I don't blame Obama so much for the legislation--he's the President, not a congress-critter.  But I DO blame him for not advocating strongly enough for a tangible separation from the course that got us into this mess in the first place.  Namely the use of middle men to disburse medical funds and make decisions based not on medical necessity, but shareholder profits.  Namely, the health insurance industry.  The whole debacle surrounded the need to keep the parasite alive while not killing the host.  Fact was, the parasite was, indeed, expendable.  The host--not so much.

But this is, in fact, the least of his missteps.  He alienated many of his liberal supporters by continuing the morally questionable operations of his predecessor, be it the wars, the illegal wiretaps, the now obviously failed supply-side "voodoo" economics that have again shown themselves to be based upon nothing more than smoke and whispers.

The ignorant accuse him of being a "radical" and a "socialist" when, in truth, he's an average center-right politician being used by the unscrupulous to rile up those who couldn't tell a socialist from a Nazi.  (And, yes, there is a difference, despite their use of the word in their acronym.

Obama may talk a good game, but he's 90% talk and 10% action.  We needed a Roosevelt--a Teddy, if not a Franklin, and we got another Clinton trying to be everything to everyone and, in the end, being nothing for anyone.

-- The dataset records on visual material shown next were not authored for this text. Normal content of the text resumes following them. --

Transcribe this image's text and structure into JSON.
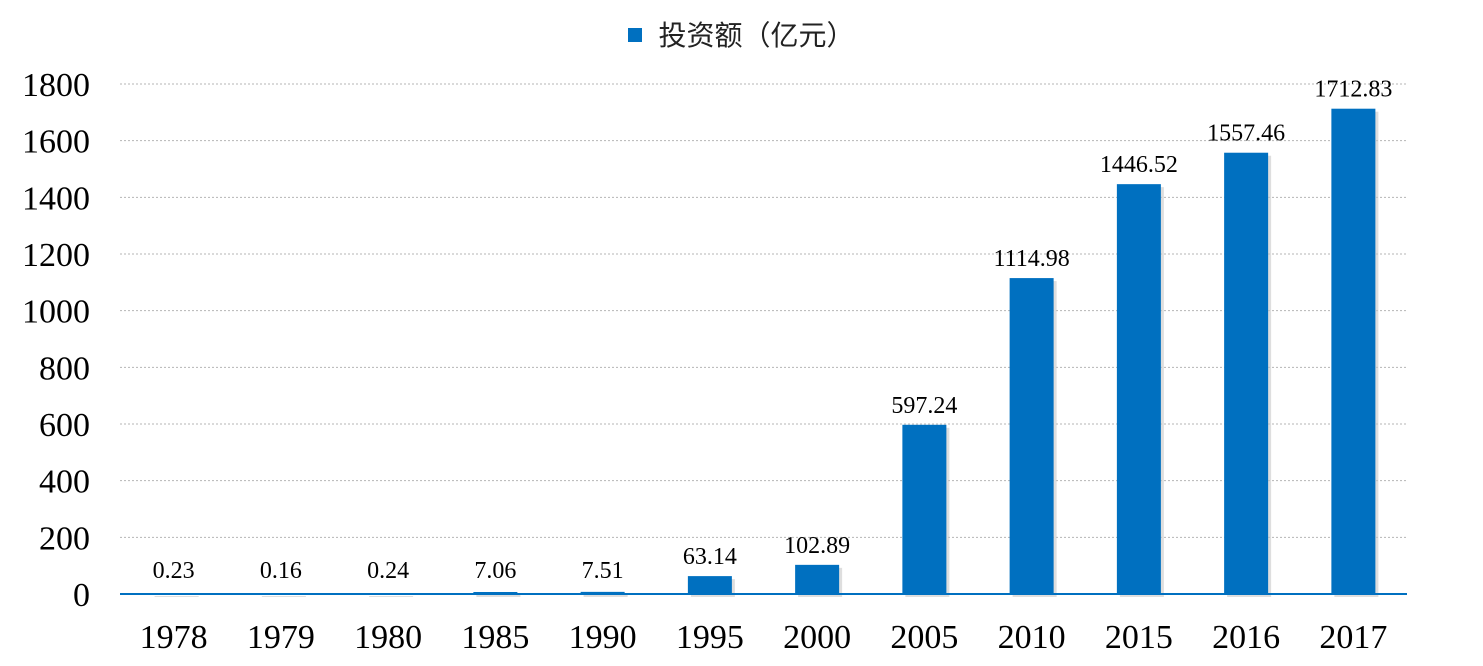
{
  "chart_data": {
    "type": "bar",
    "title": "",
    "xlabel": "",
    "ylabel": "",
    "legend": {
      "position": "top-center"
    },
    "grid": true,
    "ylim": [
      0,
      1800
    ],
    "yticks": [
      0,
      200,
      400,
      600,
      800,
      1000,
      1200,
      1400,
      1600,
      1800
    ],
    "categories": [
      "1978",
      "1979",
      "1980",
      "1985",
      "1990",
      "1995",
      "2000",
      "2005",
      "2010",
      "2015",
      "2016",
      "2017"
    ],
    "series": [
      {
        "name": "投资额（亿元）",
        "color": "#0070C0",
        "values": [
          0.23,
          0.16,
          0.24,
          7.06,
          7.51,
          63.14,
          102.89,
          597.24,
          1114.98,
          1446.52,
          1557.46,
          1712.83
        ],
        "labels": [
          "0.23",
          "0.16",
          "0.24",
          "7.06",
          "7.51",
          "63.14",
          "102.89",
          "597.24",
          "1114.98",
          "1446.52",
          "1557.46",
          "1712.83"
        ]
      }
    ]
  }
}
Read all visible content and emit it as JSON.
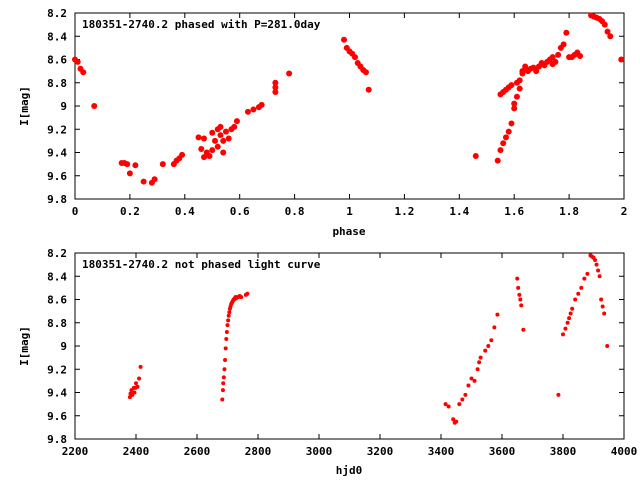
{
  "chart_data": [
    {
      "type": "scatter",
      "title": "180351-2740.2 phased with P=281.0day",
      "xlabel": "phase",
      "ylabel": "I[mag]",
      "xlim": [
        0,
        2
      ],
      "ylim": [
        8.2,
        9.8
      ],
      "y_inverted": true,
      "grid": false,
      "marker_color": "#ff0000",
      "xticks": [
        "0",
        "0.2",
        "0.4",
        "0.6",
        "0.8",
        "1",
        "1.2",
        "1.4",
        "1.6",
        "1.8",
        "2"
      ],
      "yticks": [
        "8.2",
        "8.4",
        "8.6",
        "8.8",
        "9",
        "9.2",
        "9.4",
        "9.6",
        "9.8"
      ],
      "points": [
        [
          0.0,
          8.6
        ],
        [
          0.01,
          8.62
        ],
        [
          0.02,
          8.68
        ],
        [
          0.03,
          8.71
        ],
        [
          0.07,
          9.0
        ],
        [
          0.17,
          9.49
        ],
        [
          0.18,
          9.49
        ],
        [
          0.19,
          9.5
        ],
        [
          0.2,
          9.58
        ],
        [
          0.22,
          9.51
        ],
        [
          0.25,
          9.65
        ],
        [
          0.28,
          9.66
        ],
        [
          0.29,
          9.63
        ],
        [
          0.32,
          9.5
        ],
        [
          0.36,
          9.5
        ],
        [
          0.37,
          9.47
        ],
        [
          0.38,
          9.45
        ],
        [
          0.39,
          9.42
        ],
        [
          0.45,
          9.27
        ],
        [
          0.46,
          9.37
        ],
        [
          0.47,
          9.28
        ],
        [
          0.47,
          9.44
        ],
        [
          0.48,
          9.4
        ],
        [
          0.49,
          9.43
        ],
        [
          0.5,
          9.38
        ],
        [
          0.5,
          9.23
        ],
        [
          0.51,
          9.3
        ],
        [
          0.52,
          9.2
        ],
        [
          0.52,
          9.35
        ],
        [
          0.53,
          9.25
        ],
        [
          0.53,
          9.18
        ],
        [
          0.54,
          9.3
        ],
        [
          0.54,
          9.4
        ],
        [
          0.55,
          9.22
        ],
        [
          0.56,
          9.28
        ],
        [
          0.57,
          9.2
        ],
        [
          0.58,
          9.18
        ],
        [
          0.59,
          9.13
        ],
        [
          0.63,
          9.05
        ],
        [
          0.65,
          9.03
        ],
        [
          0.67,
          9.01
        ],
        [
          0.68,
          8.99
        ],
        [
          0.73,
          8.88
        ],
        [
          0.73,
          8.84
        ],
        [
          0.73,
          8.8
        ],
        [
          0.78,
          8.72
        ],
        [
          0.98,
          8.43
        ],
        [
          0.99,
          8.5
        ],
        [
          1.0,
          8.53
        ],
        [
          1.01,
          8.55
        ],
        [
          1.02,
          8.58
        ],
        [
          1.03,
          8.63
        ],
        [
          1.04,
          8.66
        ],
        [
          1.05,
          8.69
        ],
        [
          1.06,
          8.71
        ],
        [
          1.07,
          8.86
        ],
        [
          1.46,
          9.43
        ],
        [
          1.54,
          9.47
        ],
        [
          1.55,
          9.38
        ],
        [
          1.55,
          8.9
        ],
        [
          1.56,
          9.32
        ],
        [
          1.56,
          8.88
        ],
        [
          1.57,
          9.27
        ],
        [
          1.57,
          8.86
        ],
        [
          1.58,
          9.22
        ],
        [
          1.58,
          8.84
        ],
        [
          1.59,
          9.15
        ],
        [
          1.59,
          8.82
        ],
        [
          1.6,
          8.98
        ],
        [
          1.6,
          9.02
        ],
        [
          1.61,
          8.92
        ],
        [
          1.61,
          8.8
        ],
        [
          1.62,
          8.85
        ],
        [
          1.62,
          8.78
        ],
        [
          1.63,
          8.72
        ],
        [
          1.63,
          8.7
        ],
        [
          1.64,
          8.66
        ],
        [
          1.64,
          8.68
        ],
        [
          1.65,
          8.7
        ],
        [
          1.66,
          8.68
        ],
        [
          1.67,
          8.67
        ],
        [
          1.68,
          8.7
        ],
        [
          1.69,
          8.66
        ],
        [
          1.7,
          8.63
        ],
        [
          1.71,
          8.65
        ],
        [
          1.72,
          8.62
        ],
        [
          1.73,
          8.6
        ],
        [
          1.74,
          8.58
        ],
        [
          1.74,
          8.64
        ],
        [
          1.75,
          8.62
        ],
        [
          1.76,
          8.56
        ],
        [
          1.77,
          8.5
        ],
        [
          1.78,
          8.47
        ],
        [
          1.79,
          8.37
        ],
        [
          1.8,
          8.58
        ],
        [
          1.81,
          8.58
        ],
        [
          1.82,
          8.56
        ],
        [
          1.83,
          8.54
        ],
        [
          1.84,
          8.57
        ],
        [
          1.88,
          8.22
        ],
        [
          1.89,
          8.23
        ],
        [
          1.9,
          8.24
        ],
        [
          1.91,
          8.25
        ],
        [
          1.92,
          8.27
        ],
        [
          1.93,
          8.3
        ],
        [
          1.94,
          8.36
        ],
        [
          1.95,
          8.4
        ],
        [
          1.99,
          8.6
        ]
      ]
    },
    {
      "type": "scatter",
      "title": "180351-2740.2 not phased light curve",
      "xlabel": "hjd0",
      "ylabel": "I[mag]",
      "xlim": [
        2200,
        4000
      ],
      "ylim": [
        8.2,
        9.8
      ],
      "y_inverted": true,
      "grid": false,
      "marker_color": "#ff0000",
      "xticks": [
        "2200",
        "2400",
        "2600",
        "2800",
        "3000",
        "3200",
        "3400",
        "3600",
        "3800",
        "4000"
      ],
      "yticks": [
        "8.2",
        "8.4",
        "8.6",
        "8.8",
        "9",
        "9.2",
        "9.4",
        "9.6",
        "9.8"
      ],
      "points": [
        [
          2380,
          9.44
        ],
        [
          2382,
          9.41
        ],
        [
          2385,
          9.38
        ],
        [
          2388,
          9.42
        ],
        [
          2390,
          9.4
        ],
        [
          2393,
          9.36
        ],
        [
          2395,
          9.4
        ],
        [
          2398,
          9.36
        ],
        [
          2400,
          9.32
        ],
        [
          2405,
          9.35
        ],
        [
          2410,
          9.28
        ],
        [
          2415,
          9.18
        ],
        [
          2683,
          9.46
        ],
        [
          2685,
          9.38
        ],
        [
          2686,
          9.32
        ],
        [
          2688,
          9.27
        ],
        [
          2690,
          9.2
        ],
        [
          2692,
          9.12
        ],
        [
          2694,
          9.02
        ],
        [
          2696,
          8.94
        ],
        [
          2698,
          8.88
        ],
        [
          2700,
          8.82
        ],
        [
          2702,
          8.78
        ],
        [
          2704,
          8.74
        ],
        [
          2706,
          8.71
        ],
        [
          2708,
          8.68
        ],
        [
          2710,
          8.66
        ],
        [
          2712,
          8.64
        ],
        [
          2714,
          8.63
        ],
        [
          2716,
          8.62
        ],
        [
          2718,
          8.61
        ],
        [
          2720,
          8.6
        ],
        [
          2722,
          8.6
        ],
        [
          2724,
          8.59
        ],
        [
          2726,
          8.58
        ],
        [
          2728,
          8.59
        ],
        [
          2730,
          8.58
        ],
        [
          2735,
          8.58
        ],
        [
          2740,
          8.57
        ],
        [
          2745,
          8.58
        ],
        [
          2760,
          8.56
        ],
        [
          2765,
          8.55
        ],
        [
          3415,
          9.5
        ],
        [
          3425,
          9.52
        ],
        [
          3440,
          9.63
        ],
        [
          3445,
          9.66
        ],
        [
          3450,
          9.65
        ],
        [
          3460,
          9.5
        ],
        [
          3470,
          9.46
        ],
        [
          3480,
          9.42
        ],
        [
          3490,
          9.34
        ],
        [
          3500,
          9.28
        ],
        [
          3510,
          9.3
        ],
        [
          3520,
          9.2
        ],
        [
          3525,
          9.14
        ],
        [
          3530,
          9.1
        ],
        [
          3545,
          9.04
        ],
        [
          3555,
          9.0
        ],
        [
          3565,
          8.95
        ],
        [
          3575,
          8.84
        ],
        [
          3585,
          8.73
        ],
        [
          3650,
          8.42
        ],
        [
          3653,
          8.5
        ],
        [
          3657,
          8.56
        ],
        [
          3660,
          8.6
        ],
        [
          3663,
          8.65
        ],
        [
          3670,
          8.86
        ],
        [
          3785,
          9.42
        ],
        [
          3800,
          8.9
        ],
        [
          3808,
          8.85
        ],
        [
          3815,
          8.8
        ],
        [
          3820,
          8.76
        ],
        [
          3825,
          8.72
        ],
        [
          3830,
          8.68
        ],
        [
          3840,
          8.6
        ],
        [
          3850,
          8.55
        ],
        [
          3860,
          8.5
        ],
        [
          3870,
          8.42
        ],
        [
          3880,
          8.38
        ],
        [
          3890,
          8.22
        ],
        [
          3895,
          8.23
        ],
        [
          3900,
          8.24
        ],
        [
          3905,
          8.26
        ],
        [
          3910,
          8.3
        ],
        [
          3915,
          8.35
        ],
        [
          3920,
          8.4
        ],
        [
          3925,
          8.6
        ],
        [
          3930,
          8.66
        ],
        [
          3935,
          8.72
        ],
        [
          3945,
          9.0
        ]
      ]
    }
  ]
}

I applaud America for electing the first mixed-race President.  It was a significant step.  But, like I said in the beginning, he'd best be after doing something remarkable to be known for something else.  Otherwise he'll be little more than an interesting historical footnote.  And no, that crap they served us on a silver platter pretending to be healthcare reform doesn't really count.  The only ones who should be happy about it are the parasites.  Those bugs should be dancing in the street.

So was electing him a mistake?  Not really, since Crazy McCain wouldn't have been a better choice, and, seriously, Nader wasn't going to happen.  Nope.  The mistake was his, for thinking that he wouldn't have to take real risks to be the leader we needed.  He didn't take those risks, wasn't the leader we needed, and yet has been vilified for it anyway.

The worst of all possible worlds.  For him, as well as for us.